Which wouldn’t be much of a problem if so many people in the hip-hop community hadn’t died as a result of complications from sippin’ on sizzurp. Among them: the guy who started the chopped and screwed genre, DJ Screw; Pimp C of the rap group UGK and Houston rapper Big Moe.
As first pointed out by Vibe magazine, Lil Wayne has done little to camouflage his affection for sizzurp, rapping “I’m probably drinkin’ that syrup/Thinking I won’t slip/Even though I’m leaning like a broken hip” in 2005’s “Lock & Load.”
But that lifestyle choice hasn’t come without consequences. In “The Carter,” Lil Wayne’s childhood friend/DJ/manager/president of his Young Money label imprint Cortez Bryant is so upset by the rapper’s affinity for syrup that he refuses to travel on Weezy’s tour bus.

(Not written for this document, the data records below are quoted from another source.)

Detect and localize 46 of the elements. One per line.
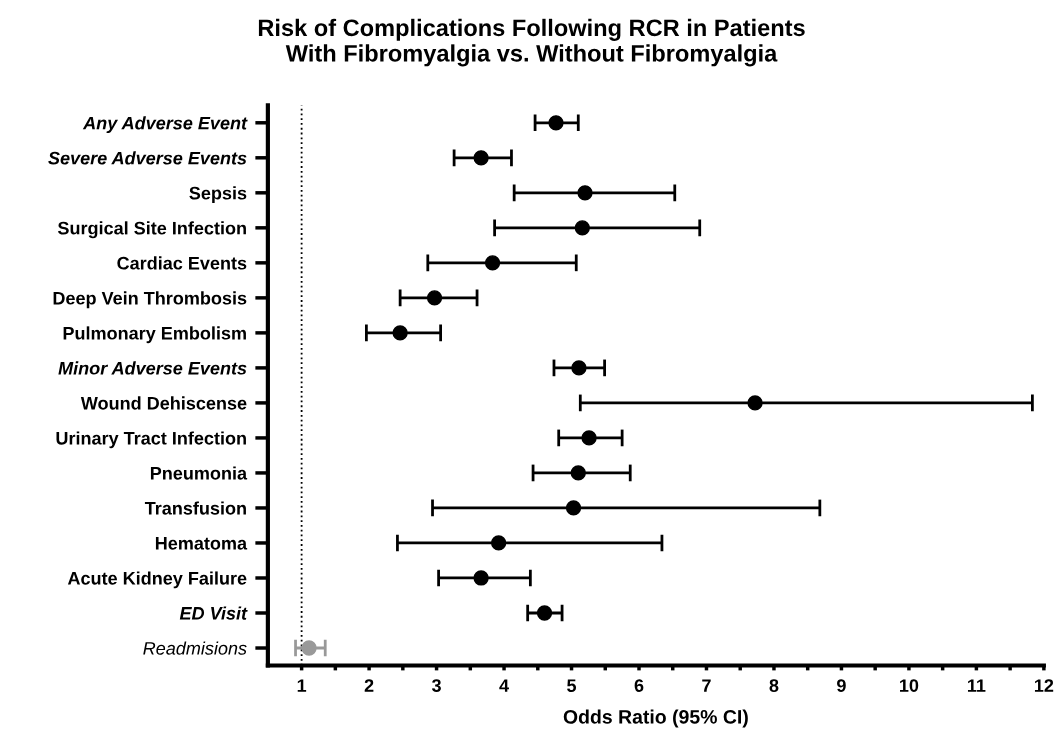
point [570,465,586,481]
x-tick-label: 6 [634,679,644,692]
y-tick-label: Wound Dehiscense [80,396,247,410]
point [491,535,507,551]
y-tick-label: Minor Adverse Events [58,361,247,375]
y-tick-label: Urinary Tract Infection [56,431,246,449]
x-tick-label: 4 [499,679,509,692]
y-tick-label: Pneumonia [150,466,248,480]
point [473,150,489,166]
y-tick-label: Any Adverse Event [82,116,248,134]
x-tick-label: 2 [364,679,374,692]
x-tick-label: 11 [967,679,986,692]
x-tick-label: 5 [567,679,577,692]
chart-title: Risk of Complications Following RCR in Patients With Fibromyalgia vs. Without Fibromyalgia [258,18,805,67]
x-tick-label: 7 [702,679,711,692]
y-tick-label: Readmisions [143,641,247,655]
point [577,185,593,201]
point [574,220,590,236]
y-tick-label: Cardiac Events [117,256,247,270]
point [548,115,564,131]
x-tick-label: 12 [1034,679,1054,692]
point [747,395,763,411]
x-tick-label: 8 [769,679,779,692]
point [301,640,317,656]
y-tick-label: Severe Adverse Events [48,151,247,165]
y-tick-label: Hematoma [155,537,248,550]
y-tick-label: Acute Kidney Failure [67,571,247,589]
point [536,605,553,621]
point [426,290,443,306]
x-axis-title: Odds Ratio (95% CI) [563,709,748,728]
x-tick-label: 10 [900,679,919,692]
point [473,570,489,586]
point [581,430,597,446]
y-tick-label: Surgical Site Infection [57,221,246,239]
y-tick-label: Pulmonary Embolism [63,326,246,344]
x-tick-label: 9 [837,679,846,692]
y-tick-label: Sepsis [189,186,247,204]
point [565,500,582,516]
y-tick-label: ED Visit [179,606,248,620]
x-tick-label: 1 [297,679,307,692]
point [392,325,408,341]
point [484,255,501,271]
y-tick-label: Deep Vein Thrombosis [53,291,247,309]
y-tick-label: Transfusion [144,501,246,515]
point [571,360,587,376]
x-tick-label: 3 [431,679,441,692]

“He knows it’s a sickness,” Bryant says in one scene. “But what it is, deep down, I don’t think he wants to be dead. But it got to that point. It escalated.”
In the documentary, Lil Wayne (shown in a YouTube clip from a concert last January) denies being in the grips of any addiction. “A junkie can’t do what . . . I do,” he says. “I am the ultimate high. I am my drug.”
It’s a strange moment in popular culture when one is forced to consider a first-time Grammy nominee celebrating a potential win not by hoisting a flute of champagne but by chugging purp from a Styrofoam cup. “I’m amazed that Lil Wayne is the darling of the 2009 Grammys,” Vibe’s Smith said. “But his presence and impact are undeniable.”
And yet come April, with “Rebirth,” Wayne risks polarizing his fans with his rock star reboot.
“People will be surprised how good a job he did on this record,” said Cash Money’s Williams. “Some people would be scared to take that chance. You got to have heart to go out in that water and swim with those sharks. He got that heart. He ain’t scared to try nothing.”